Postanowił pójść w drogę wielu bardziej znanych osób i wcielić się w rolę coacha. To jednak wyszło mu fatalnie. - Pobiegane w ten paskudny dzień. A Ty, ruszyłeś tyłek, a bardziej czy RUSZYŁAŚ, bo to panie zazwyczaj mają tysiąc wymówek, narzekając że zimno, ślisko, pada, wieje, że smog, że ciemno, że sratatata... A ciastki i czekoladę to by się żarło - pisał, okraszając tekst emotikoną... świni.
Próby zwracania uwagi na słaby ton wypowiedzi skwitował kolejnym seksistowskim hasłem "słaba płeć, słaby charakter". Jak informuje Pudelek.pl, posty szybko zniknęły z fanpage'a, a Fonal zrzucał winę na brak dystansu u fanów. Okazuje się, że tego nie ma również firma, z którą współpracował. Ta z miejsca zakończyła z nim współpracę.

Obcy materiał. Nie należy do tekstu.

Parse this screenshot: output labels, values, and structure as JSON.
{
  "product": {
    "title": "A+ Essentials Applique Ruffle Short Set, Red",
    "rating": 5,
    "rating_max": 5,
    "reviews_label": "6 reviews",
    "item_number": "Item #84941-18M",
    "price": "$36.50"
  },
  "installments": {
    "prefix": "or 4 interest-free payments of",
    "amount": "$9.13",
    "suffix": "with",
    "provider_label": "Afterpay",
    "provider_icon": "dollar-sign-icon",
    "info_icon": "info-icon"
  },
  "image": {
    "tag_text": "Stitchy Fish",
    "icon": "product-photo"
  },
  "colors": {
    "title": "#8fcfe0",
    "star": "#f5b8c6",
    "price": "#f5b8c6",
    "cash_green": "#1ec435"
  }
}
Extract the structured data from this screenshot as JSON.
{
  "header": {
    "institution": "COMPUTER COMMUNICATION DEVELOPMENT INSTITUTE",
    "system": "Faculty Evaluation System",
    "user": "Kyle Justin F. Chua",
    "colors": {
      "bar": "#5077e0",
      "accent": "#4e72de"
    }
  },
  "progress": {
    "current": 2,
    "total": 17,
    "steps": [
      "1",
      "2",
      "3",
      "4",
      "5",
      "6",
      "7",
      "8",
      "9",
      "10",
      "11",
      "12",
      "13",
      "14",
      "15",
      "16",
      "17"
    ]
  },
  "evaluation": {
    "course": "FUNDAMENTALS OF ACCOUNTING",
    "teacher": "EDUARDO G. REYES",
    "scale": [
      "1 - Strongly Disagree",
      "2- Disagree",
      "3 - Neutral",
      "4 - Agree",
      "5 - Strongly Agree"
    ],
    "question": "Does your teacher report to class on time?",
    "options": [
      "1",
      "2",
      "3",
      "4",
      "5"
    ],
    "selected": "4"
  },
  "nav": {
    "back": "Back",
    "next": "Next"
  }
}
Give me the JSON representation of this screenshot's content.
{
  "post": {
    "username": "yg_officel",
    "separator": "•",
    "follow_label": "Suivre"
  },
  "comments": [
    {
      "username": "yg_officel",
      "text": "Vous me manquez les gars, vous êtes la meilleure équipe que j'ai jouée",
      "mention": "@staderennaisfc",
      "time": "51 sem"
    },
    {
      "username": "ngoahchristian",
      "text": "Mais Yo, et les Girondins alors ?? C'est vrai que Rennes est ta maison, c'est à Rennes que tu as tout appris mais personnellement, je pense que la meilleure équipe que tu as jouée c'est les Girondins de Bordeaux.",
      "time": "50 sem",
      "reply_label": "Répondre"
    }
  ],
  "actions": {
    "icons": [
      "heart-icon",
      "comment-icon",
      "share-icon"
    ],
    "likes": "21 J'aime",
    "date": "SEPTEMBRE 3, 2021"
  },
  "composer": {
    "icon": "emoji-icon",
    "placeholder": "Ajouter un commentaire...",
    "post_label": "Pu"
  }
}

- W związku z poglądami wyrażanymi w mediach społecznościowych przez Michała Fonala (prowadzącego profil o nazwie „Majkcycling”) podjęliśmy decyzję o zakończeniu z nim współpracy. W imieniu firmy oraz marki Kross chcielibyśmy przeprosić wszystkie osoby, które dotknęły publikowane przez Pana Fonala wypowiedzi oraz w pełni potwierdzić, że nie popieramy takich zachowań - napisali przedstawiciele firmy w oświadczeniu.
Fonal poczuł się urażony - nie tylko oświadczeniem, ale i zachowaniem fanów. Przyznał jednak, że uważa, że na to nie zasłużył. Na koniec przeprosił wszystkie kobiety i zdradził, że popłakał się... "jak baba".